FILM 1574: BROOKLYN
TRIVIA: John Crowley divided the
movie into three different visual movements. The first movement is before Eilis
leaves post-war Ireland and is with tight frames and filled with green tones.
The color scheme was created by photographic reference of the time. The second
movement begins when Eilis leaves for Brooklyn and the first proper wide shot
is featured, while the colors become more playful as a nod to how America in
1952 was on the cusp of pop culture kicking off. The third movement is back in
Ireland, brighter, more glamour and "subtly more colorful" than the
first movement. Crowley wanted to showcase Eilis has changed and looks very
different: "There is a slight dreamy quality to that last third," he
says.
The city of Brooklyn in the film
was actually shot in Montreal for budgeting reasons, as the production was
unable to turn 2015 Brooklyn back to 1950s Brooklyn. Only two days of
production were spent in Brooklyn, one in order to create the brownstone exterior
shots and a second to film at Coney Island.
Saoirse Ronan herself was
born in The Bronx, New York, but raised in Ireland to Irish parents.
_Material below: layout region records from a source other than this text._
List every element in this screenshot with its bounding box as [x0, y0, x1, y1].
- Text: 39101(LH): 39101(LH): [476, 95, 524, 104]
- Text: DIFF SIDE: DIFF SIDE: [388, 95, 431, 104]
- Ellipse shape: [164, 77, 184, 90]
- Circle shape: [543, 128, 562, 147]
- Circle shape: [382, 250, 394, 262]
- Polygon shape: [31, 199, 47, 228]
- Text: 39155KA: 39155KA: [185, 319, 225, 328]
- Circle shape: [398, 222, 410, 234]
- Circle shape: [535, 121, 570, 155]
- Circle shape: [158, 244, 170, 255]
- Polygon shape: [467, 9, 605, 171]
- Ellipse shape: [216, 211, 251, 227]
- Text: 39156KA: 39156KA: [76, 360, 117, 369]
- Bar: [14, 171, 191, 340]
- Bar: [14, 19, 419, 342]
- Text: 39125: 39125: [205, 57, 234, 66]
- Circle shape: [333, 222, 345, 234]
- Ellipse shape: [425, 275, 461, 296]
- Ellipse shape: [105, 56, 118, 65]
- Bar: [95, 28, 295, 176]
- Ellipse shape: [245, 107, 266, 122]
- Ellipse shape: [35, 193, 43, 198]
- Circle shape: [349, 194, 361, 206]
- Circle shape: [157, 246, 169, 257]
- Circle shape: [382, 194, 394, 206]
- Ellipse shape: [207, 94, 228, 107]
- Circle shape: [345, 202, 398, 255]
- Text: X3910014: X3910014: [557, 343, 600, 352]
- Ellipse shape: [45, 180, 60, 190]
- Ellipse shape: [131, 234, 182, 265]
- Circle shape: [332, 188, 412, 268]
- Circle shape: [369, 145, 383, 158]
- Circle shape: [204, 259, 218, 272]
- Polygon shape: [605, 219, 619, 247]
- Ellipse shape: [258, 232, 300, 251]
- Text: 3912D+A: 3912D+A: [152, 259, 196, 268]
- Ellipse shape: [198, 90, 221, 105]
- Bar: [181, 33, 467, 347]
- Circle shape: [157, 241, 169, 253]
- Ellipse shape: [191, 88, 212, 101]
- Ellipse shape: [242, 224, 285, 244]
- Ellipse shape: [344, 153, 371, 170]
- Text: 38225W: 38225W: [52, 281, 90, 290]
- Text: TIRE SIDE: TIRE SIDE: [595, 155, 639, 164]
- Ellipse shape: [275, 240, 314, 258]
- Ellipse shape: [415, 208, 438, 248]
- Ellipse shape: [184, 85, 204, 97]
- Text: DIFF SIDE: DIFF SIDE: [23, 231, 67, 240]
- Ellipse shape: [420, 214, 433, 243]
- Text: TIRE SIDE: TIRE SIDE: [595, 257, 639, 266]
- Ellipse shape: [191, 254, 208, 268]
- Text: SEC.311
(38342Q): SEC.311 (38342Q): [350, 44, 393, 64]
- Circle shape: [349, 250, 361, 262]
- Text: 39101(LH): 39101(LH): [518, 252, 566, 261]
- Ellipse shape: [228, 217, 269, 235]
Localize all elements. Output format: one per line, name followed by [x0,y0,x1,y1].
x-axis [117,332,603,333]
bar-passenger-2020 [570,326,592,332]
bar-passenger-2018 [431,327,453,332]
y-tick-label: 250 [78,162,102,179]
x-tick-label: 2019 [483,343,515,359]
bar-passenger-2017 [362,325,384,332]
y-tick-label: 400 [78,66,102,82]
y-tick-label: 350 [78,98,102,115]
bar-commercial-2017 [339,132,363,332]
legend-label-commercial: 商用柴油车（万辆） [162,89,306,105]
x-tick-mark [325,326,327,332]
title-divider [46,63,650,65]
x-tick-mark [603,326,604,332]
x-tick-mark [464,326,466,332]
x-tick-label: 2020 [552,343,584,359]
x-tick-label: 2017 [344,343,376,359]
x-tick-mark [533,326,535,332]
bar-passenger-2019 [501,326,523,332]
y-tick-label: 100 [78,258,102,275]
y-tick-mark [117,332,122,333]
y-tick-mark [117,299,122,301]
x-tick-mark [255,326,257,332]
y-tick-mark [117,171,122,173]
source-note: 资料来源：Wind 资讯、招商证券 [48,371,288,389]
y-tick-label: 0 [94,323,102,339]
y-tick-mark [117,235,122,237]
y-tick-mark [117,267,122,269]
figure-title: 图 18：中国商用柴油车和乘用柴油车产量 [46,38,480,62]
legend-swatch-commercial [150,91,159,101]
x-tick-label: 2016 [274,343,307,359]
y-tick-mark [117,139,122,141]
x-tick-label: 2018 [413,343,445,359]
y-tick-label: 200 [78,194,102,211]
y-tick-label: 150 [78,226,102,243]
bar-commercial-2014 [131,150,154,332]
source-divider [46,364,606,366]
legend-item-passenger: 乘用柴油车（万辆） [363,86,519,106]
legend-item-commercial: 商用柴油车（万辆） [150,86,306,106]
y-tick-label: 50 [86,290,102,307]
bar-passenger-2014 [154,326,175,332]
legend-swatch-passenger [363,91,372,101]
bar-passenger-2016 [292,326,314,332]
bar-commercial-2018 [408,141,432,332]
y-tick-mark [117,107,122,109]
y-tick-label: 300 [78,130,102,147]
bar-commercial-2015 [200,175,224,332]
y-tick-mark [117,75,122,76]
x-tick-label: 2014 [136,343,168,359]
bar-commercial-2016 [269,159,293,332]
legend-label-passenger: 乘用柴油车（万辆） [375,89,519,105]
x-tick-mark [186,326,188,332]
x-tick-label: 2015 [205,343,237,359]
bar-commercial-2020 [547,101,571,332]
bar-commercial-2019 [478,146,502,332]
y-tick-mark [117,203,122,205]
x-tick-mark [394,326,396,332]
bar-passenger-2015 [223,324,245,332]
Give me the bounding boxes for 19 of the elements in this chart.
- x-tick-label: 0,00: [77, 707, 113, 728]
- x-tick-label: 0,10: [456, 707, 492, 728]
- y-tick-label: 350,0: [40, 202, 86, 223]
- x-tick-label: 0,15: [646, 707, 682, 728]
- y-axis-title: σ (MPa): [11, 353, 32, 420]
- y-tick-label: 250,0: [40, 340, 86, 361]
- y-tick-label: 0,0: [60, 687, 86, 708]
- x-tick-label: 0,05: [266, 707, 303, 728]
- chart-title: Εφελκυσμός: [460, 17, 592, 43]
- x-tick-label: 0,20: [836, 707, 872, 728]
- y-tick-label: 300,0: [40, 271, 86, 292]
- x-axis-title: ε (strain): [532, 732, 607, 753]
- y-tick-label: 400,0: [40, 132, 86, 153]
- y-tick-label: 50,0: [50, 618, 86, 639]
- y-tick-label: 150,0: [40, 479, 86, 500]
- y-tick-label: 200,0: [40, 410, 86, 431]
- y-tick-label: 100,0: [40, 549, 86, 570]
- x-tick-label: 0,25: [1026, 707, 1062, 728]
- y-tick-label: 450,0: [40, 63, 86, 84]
She
considers 'Brooklyn' to be one of her most personal films and it marks the
first time she plays an Irish character in a film. (In The Grand Budapest Hotel
(2014) she spoke with an Irish accent but played a citizen of a generic
fictitious European country.) In an interview with David Poland she expressed
her concern with taking the role:"I felt like I can't mess this up,
because all of Ireland will be watching. I felt a huge responsibility to the
country to really capture what the story was." However, she said the warm
reception at the Sundance Film Festival made her realize the universal essence
of the film.
While this is Saoirse Ronan's first time
using her native Irish accent, the dialect of her character differs from the
one she uses in reality. In this film, she uses a Wexford accent, as her
character is from Enniscorthy, while she speaks with a Dublin accent in her
private life.
Irish author Colm Tóibín's idea for the
novel came from a child memory, in which he overheard a woman talk about her
young daughter's move from Enniscorthy to Brooklyn. In 2000 he wrote a short
story about this memory, but expanded it to a novel years later, after living
in United States himself, as well as teaching literary courses, where he said
he was inspired by Jane Austen's
"method of examining a single psychology, using an introspective,
sensitive heroine, some comic characters and some romance."
Saoirse Ronan received 51
award nominations for her performance.
Julie Walters claims her
character is reminiscent of her real-life aunt. John Crowley offered the
role to Walters because, among other things, he knew of her Irish descent;
"I knew Julie had an Irish mother and I had a suspicion that she would
know that woman inside out, and of course she did. She knew who she was, right
down to what her hair should look like and what she should dress like. Her
accent's impeccable and of course she's a hysterically funny actress, but here
she's doing it in a very real way. It's beautifully played."